Di atas taksi dari bandara Juanda ke terminal Bungurasih, saya sempat berpikir akan kesulitan karena di samping ibu ini belum bisa berjalan sama sekali, barang bawaan beliau juga banyak. Tapi ternyata Pak Munadji, supir dari taksi yang saya tumpangi, menawarkan untuk mengantar langsung ke Madura. Padahal, jarang-jarang sebenarnya ada taksi Surabaya yang mau mengantar langsung ke Madura. Alhamdulillah.
Sesampai di Madura, setelah tersesat hampir sampai Pamekasan padahal tujuan seharusnya adalah Sampang, kami diterima dengan baik sekali oleh keluarga Pak Bahri, keponakan sepupu dari ibu Siti ini. Walaupun hanya keponakan sepupu, Pak Bahri menerima kedatangan dan mengurus ibu Siti dengan baik. Saya tinggal di Madura dua hari dua malam dan mendapatkan pengalaman yang sangat baik. Tempat tinggal Pak Bahri di tepi laut, ya laut yang diurug dengan batu karang menjadi pekarangan lalu di atasnya dibangun rumah yang sangat asri, sederhana tetapi asri damai sekali! Riak air dan semilir angin pantai, keleluasaan mata memandang sangat bisa mendinginkan perasaan. Saya ingat kata-kata bijak Pak Bahri: seandainya semua orang memiliki pikiran seperti laut, airnya dingin, luas dan dalam, maka tidak akan ada kekerasan di tengah-tengah masyarakat. Saya benar-benar menikmati kedamaian dan kebesaran Ilahi.

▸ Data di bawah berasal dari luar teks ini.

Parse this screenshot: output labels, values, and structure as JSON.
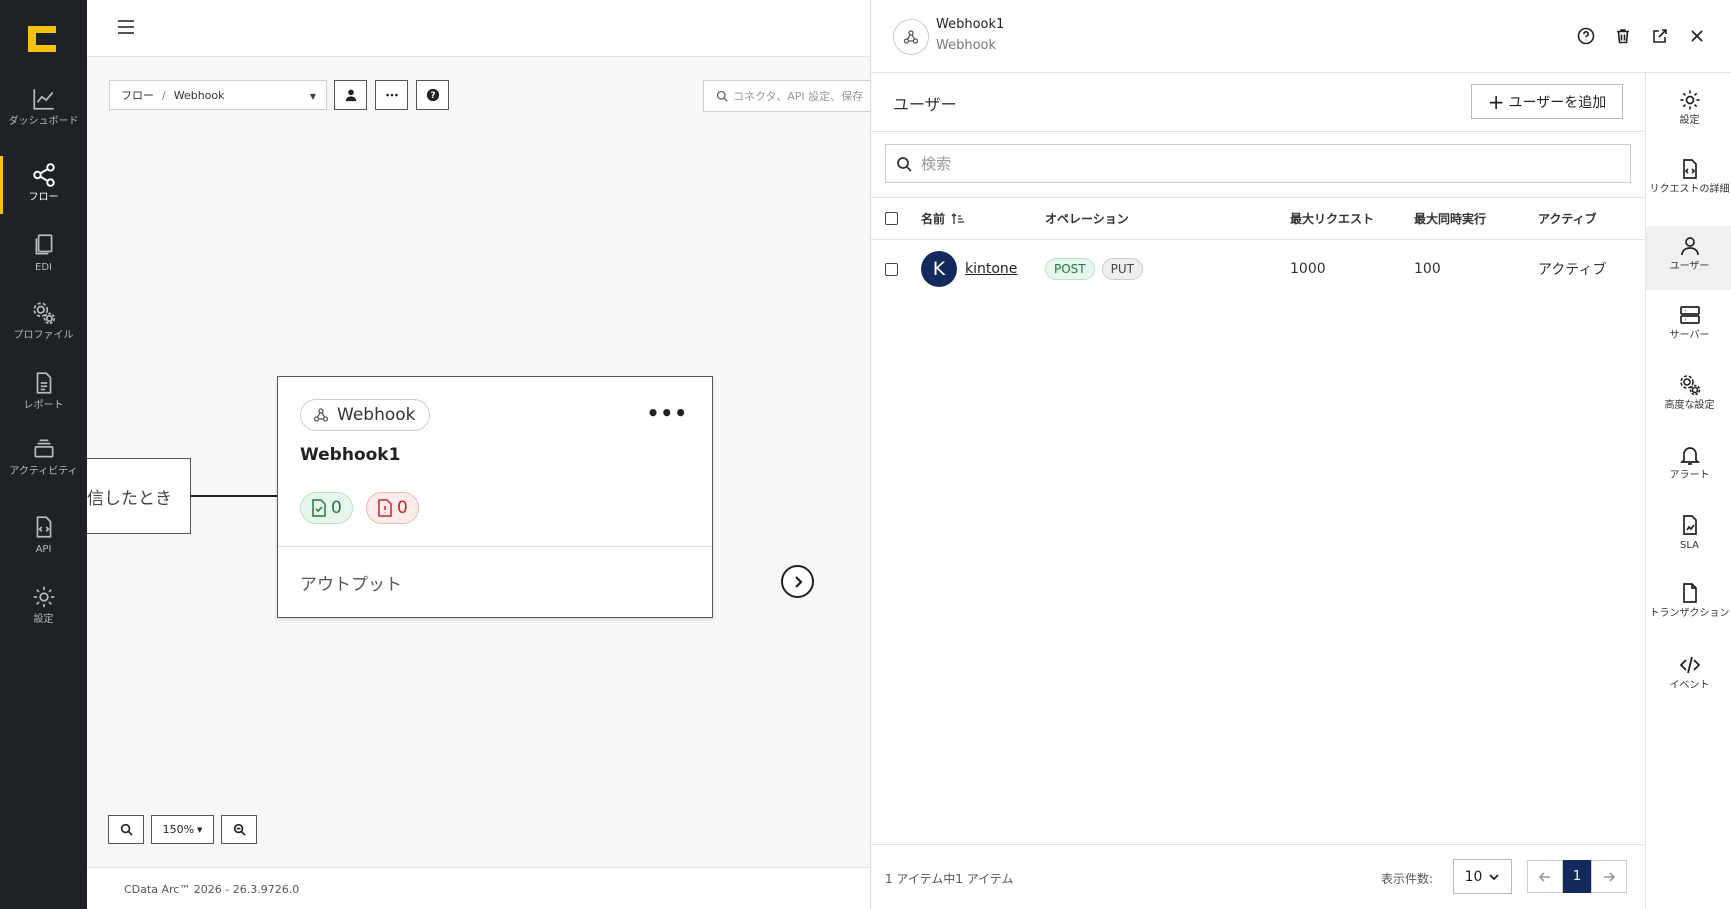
{
  "nav": {
    "items": [
      {
        "label": "ダッシュボード",
        "icon": "chart-line-icon"
      },
      {
        "label": "フロー",
        "icon": "share-nodes-icon",
        "active": true
      },
      {
        "label": "EDI",
        "icon": "documents-icon"
      },
      {
        "label": "プロファイル",
        "icon": "gears-icon"
      },
      {
        "label": "レポート",
        "icon": "report-icon"
      },
      {
        "label": "アクティビティ",
        "icon": "activity-icon"
      },
      {
        "label": "API",
        "icon": "api-icon"
      },
      {
        "label": "設定",
        "icon": "gear-icon"
      }
    ]
  },
  "canvas": {
    "breadcrumb": {
      "root": "フロー",
      "sep": "/",
      "current": "Webhook"
    },
    "search_placeholder": "コネクタ、API 設定、保存",
    "trigger_node_text": "信したとき",
    "webhook_node": {
      "type_label": "Webhook",
      "name": "Webhook1",
      "success_count": "0",
      "error_count": "0",
      "output_label": "アウトプット"
    },
    "zoom_level": "150%",
    "version": "CData Arc™ 2026 - 26.3.9726.0"
  },
  "panel": {
    "title": "Webhook1",
    "subtitle": "Webhook",
    "section_title": "ユーザー",
    "add_user_label": "ユーザーを追加",
    "search_placeholder": "検索",
    "columns": {
      "name": "名前",
      "operation": "オペレーション",
      "max_requests": "最大リクエスト",
      "max_concurrent": "最大同時実行",
      "active": "アクティブ"
    },
    "rows": [
      {
        "initial": "K",
        "name": "kintone",
        "operations": [
          "POST",
          "PUT"
        ],
        "max_requests": "1000",
        "max_concurrent": "100",
        "active": "アクティブ"
      }
    ],
    "footer": {
      "count_text": "1 アイテム中1 アイテム",
      "per_page_label": "表示件数:",
      "per_page": "10",
      "current_page": "1"
    }
  },
  "rail": {
    "items": [
      {
        "label": "設定"
      },
      {
        "label": "リクエストの詳細"
      },
      {
        "label": "ユーザー",
        "active": true
      },
      {
        "label": "サーバー"
      },
      {
        "label": "高度な設定"
      },
      {
        "label": "アラート"
      },
      {
        "label": "SLA"
      },
      {
        "label": "トランザクション"
      },
      {
        "label": "イベント"
      }
    ]
  },
  "colors": {
    "nav_bg": "#1e2126",
    "accent": "#f4c20d",
    "primary": "#142a5c",
    "success": "#1e7a3c",
    "error": "#c62828"
  }
}
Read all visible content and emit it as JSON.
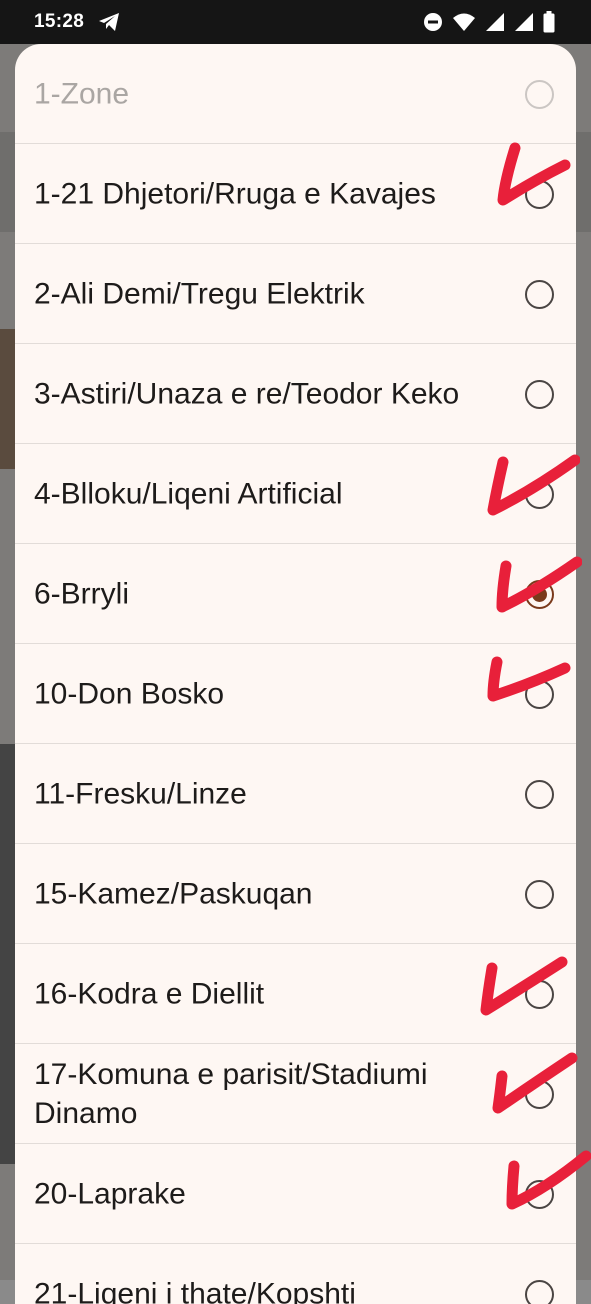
{
  "status_bar": {
    "time": "15:28",
    "icons": [
      "telegram-icon",
      "do-not-disturb-icon",
      "wifi-icon",
      "signal-icon",
      "signal-icon",
      "battery-icon"
    ]
  },
  "dialog": {
    "header": "1-Zone",
    "options": [
      {
        "label": "1-21 Dhjetori/Rruga e Kavajes",
        "checked": false
      },
      {
        "label": "2-Ali Demi/Tregu Elektrik",
        "checked": false
      },
      {
        "label": "3-Astiri/Unaza e re/Teodor Keko",
        "checked": false
      },
      {
        "label": "4-Blloku/Liqeni Artificial",
        "checked": false
      },
      {
        "label": "6-Brryli",
        "checked": true
      },
      {
        "label": "10-Don Bosko",
        "checked": false
      },
      {
        "label": "11-Fresku/Linze",
        "checked": false
      },
      {
        "label": "15-Kamez/Paskuqan",
        "checked": false
      },
      {
        "label": "16-Kodra e Diellit",
        "checked": false
      },
      {
        "label": "17-Komuna e parisit/Stadiumi Dinamo",
        "checked": false
      },
      {
        "label": "20-Laprake",
        "checked": false
      },
      {
        "label": "21-Liqeni i thate/Kopshti",
        "checked": false
      }
    ]
  },
  "annotation_color": "#e8203a",
  "accent_color": "#7a3a1c"
}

Saya juga sempat berdiskusi banyak dengan Pak Bahri mengenai hidup, mengenai sabar, ridho dan ikhlas. Sabar adalah tingkatan pertama, begitu kata beliau. Mendapatkan masalah, seseorang harus sabar. Tetapi sebenarnya, ia masih punya keinginan: keinginan agar jangan ditimpakan masalah. Setelah seseorang bisa sabar, ia baru bisa menanjak ke ridho. Ridho adalah menerima. Mendapatkan kebahagiaan, ia ridho. Demikian pula mendapatkan kesusahan, ia juga ridho. Tetapi seseorang belum sampai. Dalam tingkatan ridho ini, ia masih memiliki keinginan sendiri. Lebih merasa nyaman dalam kesenangan.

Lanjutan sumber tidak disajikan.